Because of that a website may:
- Lose some of the existing customer base (current users sooner or later will get frustrated enough to never come back)
- Get problems with getting new customers (because of the dead weblinks people simply won’t be finding things/pages they are looking for).
- Damage your reputation online (most of online customers consider stale hyperlinks as demonstration of no respect to them from the site’s owners)
- Have negative impact on your website’s ratings with major Search Engines like Google, Yahoo, Bing, etc.”

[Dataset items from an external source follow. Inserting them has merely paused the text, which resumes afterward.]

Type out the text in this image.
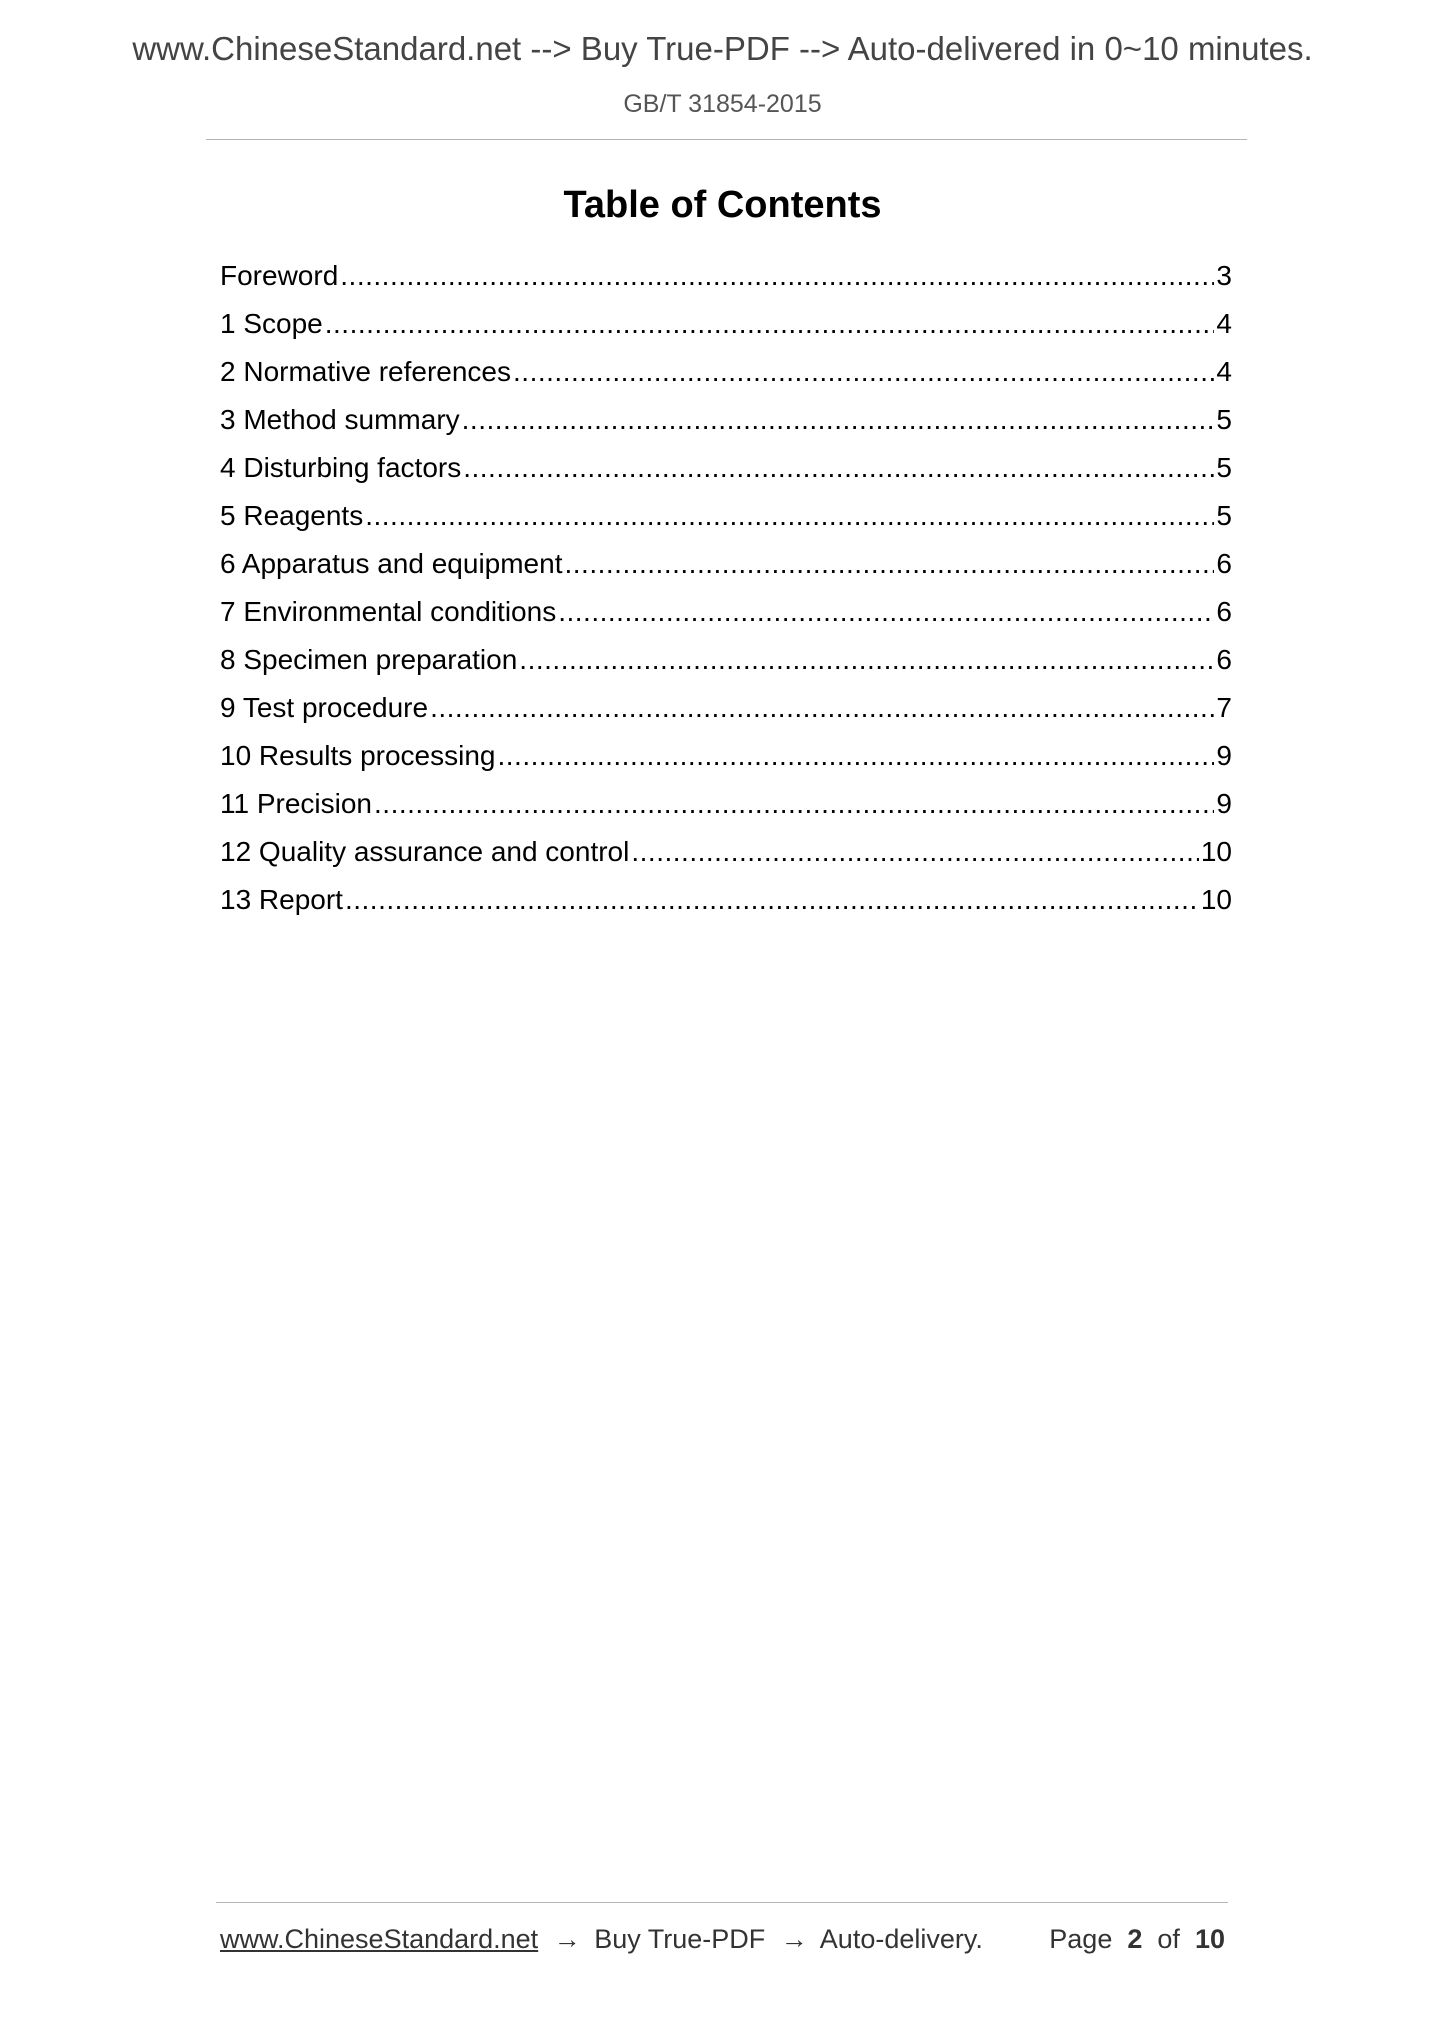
www.ChineseStandard.net --> Buy True-PDF --> Auto-delivered in 0~10 minutes.
GB/T 31854-2015
Table of Contents
Foreword .....	3
1 Scope .....	4
2 Normative references .....	4
3 Method summary .....	5
4 Disturbing factors .....	5
5 Reagents .....	5
6 Apparatus and equipment .....	6
7 Environmental conditions .....	6
8 Specimen preparation .....	6
9 Test procedure .....	7
10 Results processing .....	9
11 Precision .....	9
12 Quality assurance and control .....	10
13 Report .....	10
www.ChineseStandard.net → Buy True-PDF → Auto-delivery. Page 2 of 10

Broken links are frustrating for your site visitors, and if you want them to return, check them regularly. Here are some tools to help:
Atomseo (5 free reports per day)
Broken Link Checker (WordPress plugin free)
Broken Link Checker (free)
Dead Link Checker (free)
Dr. Link Check (free for up to 7500 links per month)
Screaming Frog SEO Spider (free for crawling up to 500 URLs)
404 not found error
According to 404 Monitor by Rank Math:
“404 errors occur when a user tries to access a page that does not exist. This can be your fault, the user’s fault, or the fault of a website linking to your website. It’s OK to encounter 404 errors on a website, especially a growing website. What’s not OK is not to fix the 404 errors. Not fixing 404 errors can lead to dissatisfied users, loss of search engine traffic, and a thinner bottom line.”
You can use your broken link checker to find and fix broken links. Whether there are broken links, or a visitor mistypes a url, it’s important that your 404 error page ties into your brand.
If you don’t have someone to create yours, here are some available templates:
Registration and subscription forms
According to American Press Institute, “The importance of user-friendly registration and subscription pages should not be underestimated. Designed well, they capture needed revenue and strengthen connections with readers. Designed poorly, they push potential subscribers out the door.”
Even if you follow best practices for creating forms, it’s imperative that you periodically test them. Don’t wait for a web visitor to tell you, because most won’t! Ask friends or employees to test your registration process.
Here’s an excellent resource from HubSpot:
Form Design Best Practices: 15 Tips to Boost Conversions and UX
There’s nothing more frustrating than trying to buy something online and experiencing glitches. According to Moosend, “[Shopping] cart abandonment is a term we use to describe the instances of incomplete purchases on online environments. By and large, it refers to potential eCommerce store customers who add products to their carts and drop out before they complete the checkout process.”
Abandonment is especially critical for nonprofit organizations accepting online donations. Undetected problems can detrimentally affect fundraising revenue.
There are excellent recommendations in this article by OptinMonster:
5 Cart Abandonment Stats to Help You Win “Lost” Sales Now
There are many other website glitches that occur in addition to these. Regularly take a fresh look at your content to find and fix these nuisances!